Schlechte Noten für die BVG

Die Ergebnisse einer Umfrage des Berliner Behindertenverbandes Umfrage im Detail

von: Lutz Kaulfuß

Unter dem Titel „Die BVG – Barrierefreier ÖPNV in Berlin“ hat der Berliner Behindertenverband e.V. (BBV) eine eigene Online-Umfrage auf der Internetseite der Berliner Behindertenzeitung eingestellt. Zwischen dem 16.12.2016 und dem 14.02.2017 wurde der Fragebogen von über 600 Personen ausgefüllt.
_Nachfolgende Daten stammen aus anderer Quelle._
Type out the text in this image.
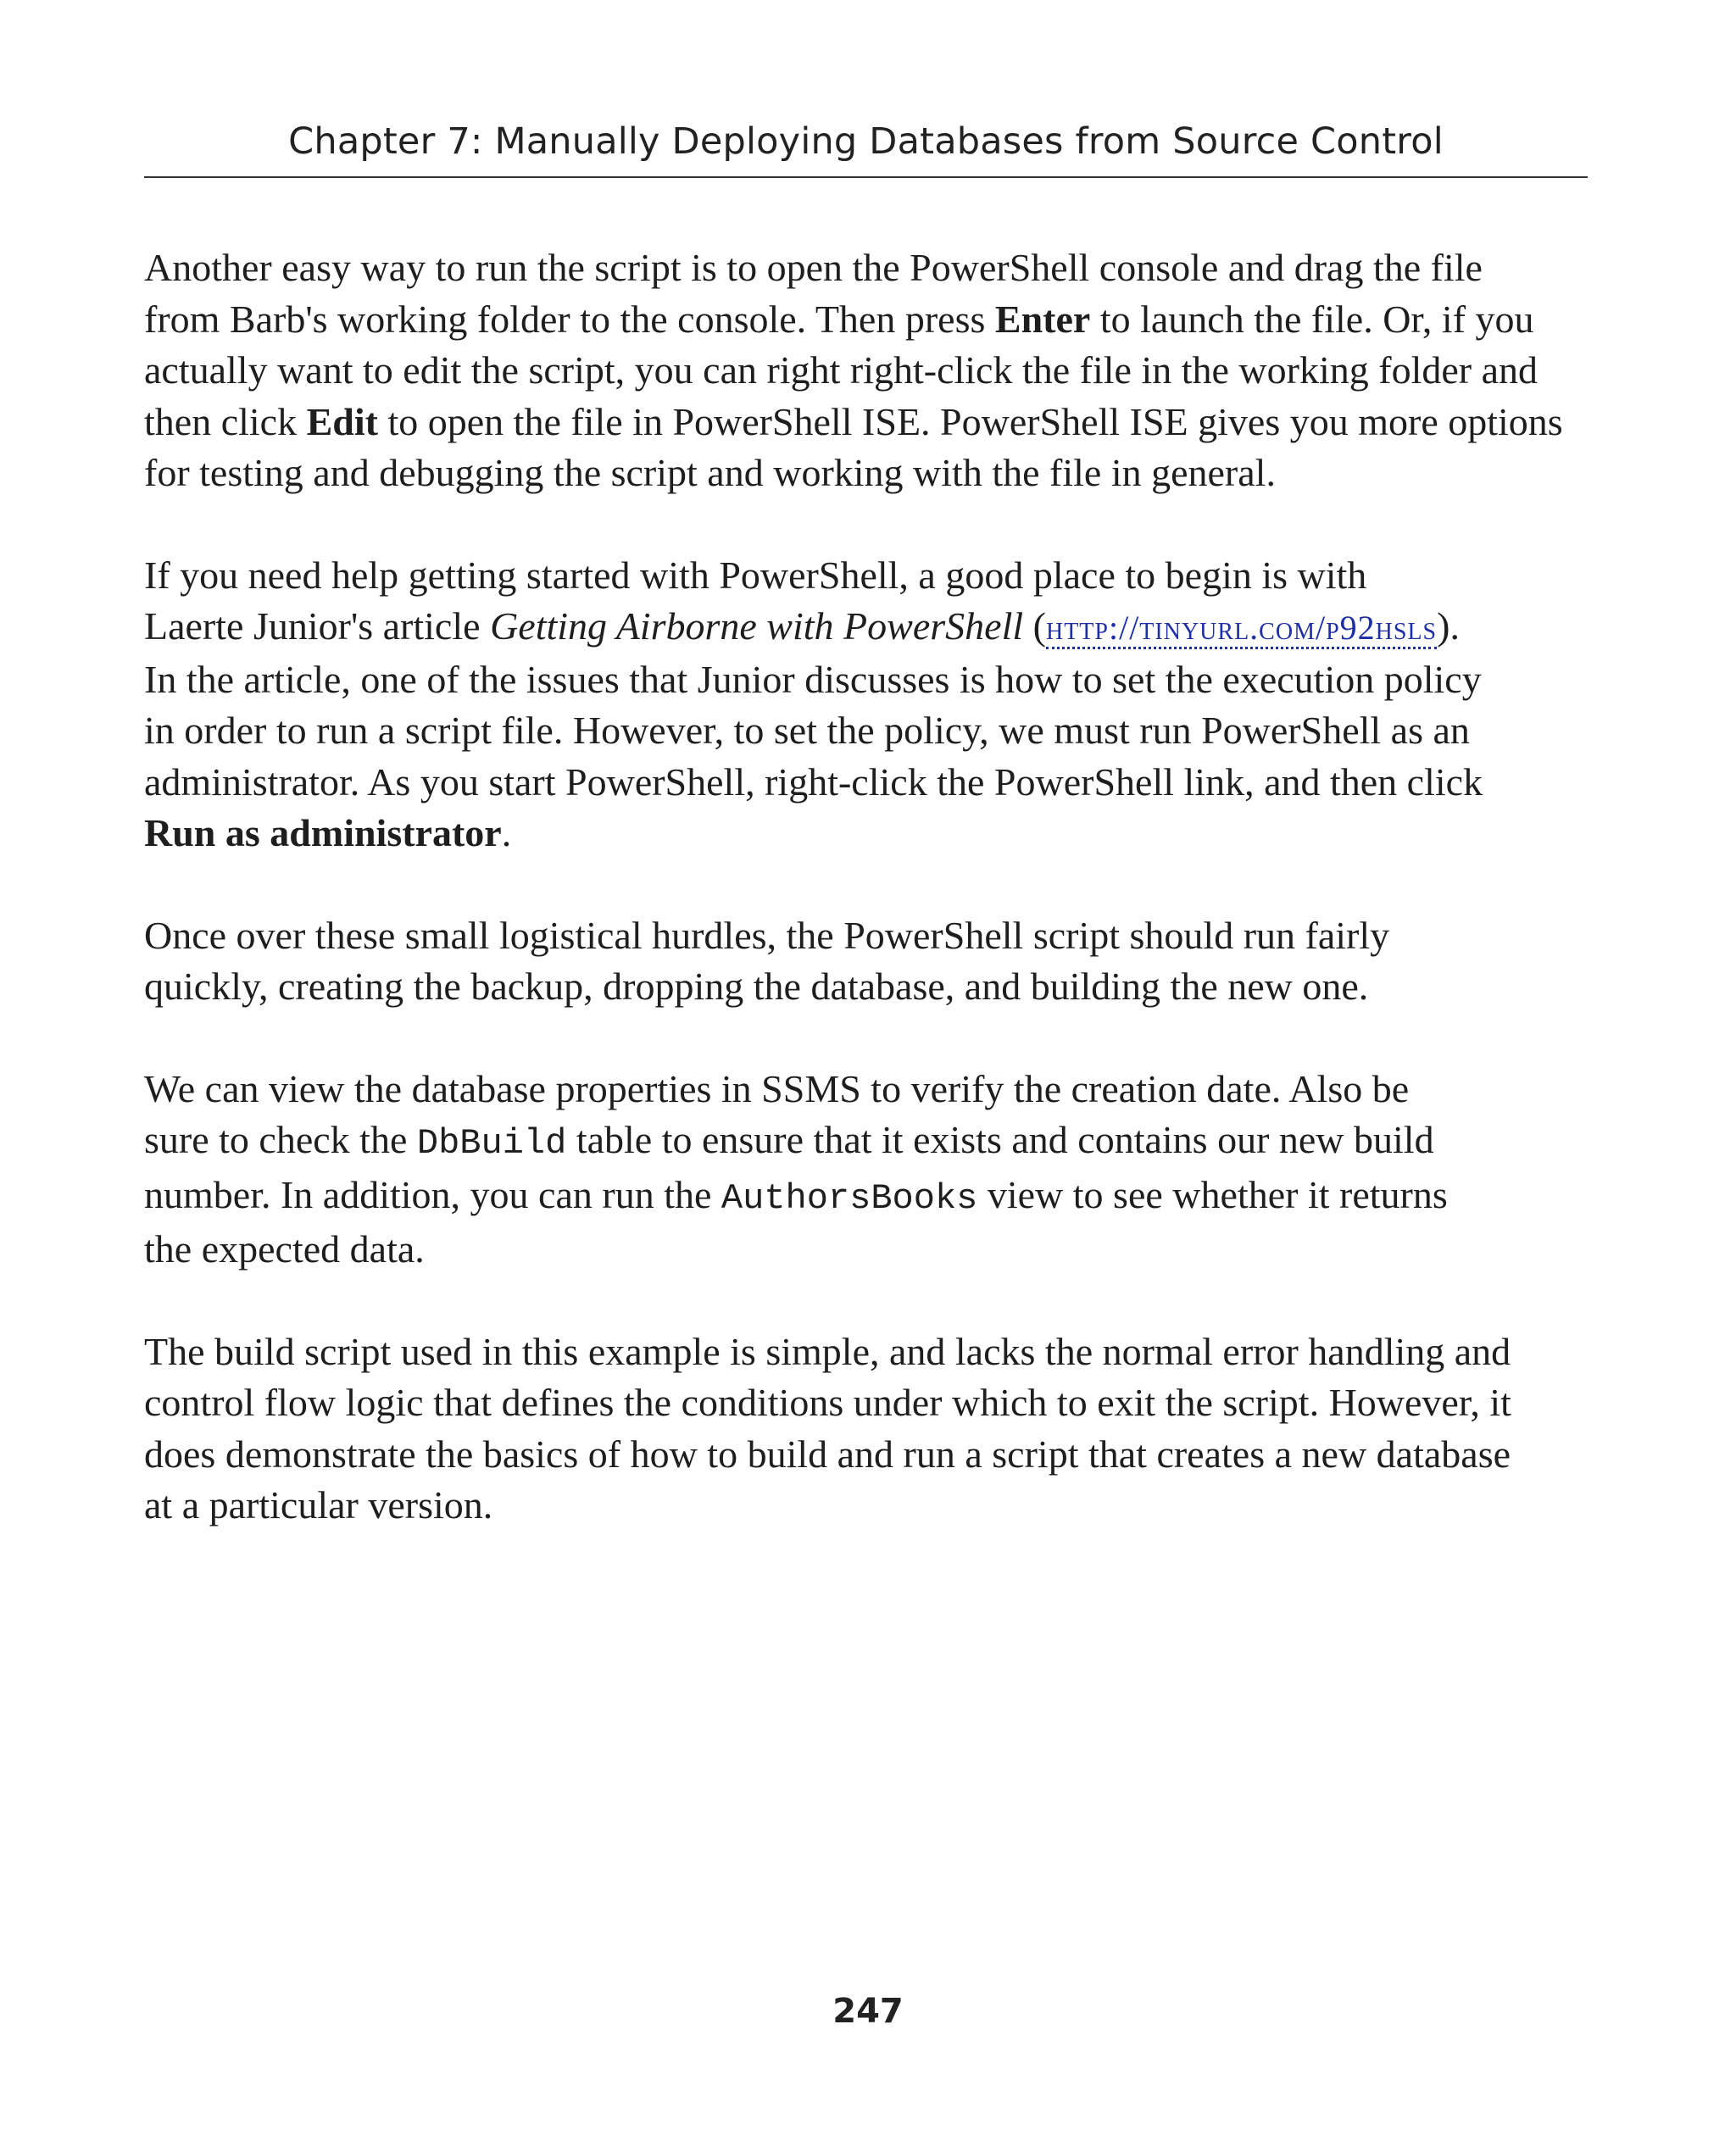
Chapter 7: Manually Deploying Databases from Source Control

Another easy way to run the script is to open the PowerShell console and drag the file
from Barb's working folder to the console. Then press Enter to launch the file. Or, if you
actually want to edit the script, you can right right-click the file in the working folder and
then click Edit to open the file in PowerShell ISE. PowerShell ISE gives you more options
for testing and debugging the script and working with the file in general.

If you need help getting started with PowerShell, a good place to begin is with
Laerte Junior's article Getting Airborne with PowerShell (http://tinyurl.com/p92hsls).
In the article, one of the issues that Junior discusses is how to set the execution policy
in order to run a script file. However, to set the policy, we must run PowerShell as an
administrator. As you start PowerShell, right-click the PowerShell link, and then click
Run as administrator.

Once over these small logistical hurdles, the PowerShell script should run fairly
quickly, creating the backup, dropping the database, and building the new one.

We can view the database properties in SSMS to verify the creation date. Also be
sure to check the DbBuild table to ensure that it exists and contains our new build
number. In addition, you can run the AuthorsBooks view to see whether it returns
the expected data.

The build script used in this example is simple, and lacks the normal error handling and
control flow logic that defines the conditions under which to exit the script. However, it
does demonstrate the basics of how to build and run a script that creates a new database
at a particular version.

247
Der BBV wollte sich einen Überblick verschaffen, wie es um die Barrierefreiheit bei der BVG bestellt ist und erhielt auf sechs Fragen zu allen wichtigen Bereichen der BVG Antworten aus wirklich berufenen Mündern. Fast alle Teilnehmer der Befragung sind behindert und Dreiviertel sind BVG-Stammkunden. Selbst die kleine Gruppe von 3,7 Prozent aller Befragten, die die BVG nicht nutzt, oder besser gesagt, nicht mehr nutzt, weiß ganz offensichtlich aus eigener Erfahrung, wovon sie spricht, wenn sie etwa angibt, die Nutzung der BVG sei „zu unsicher“ oder „nur mit Begleitperson möglich“. Vor allem diese Zusammensetzung der Teilnehmer verschafft der Umfrage eine große Aussagekraft.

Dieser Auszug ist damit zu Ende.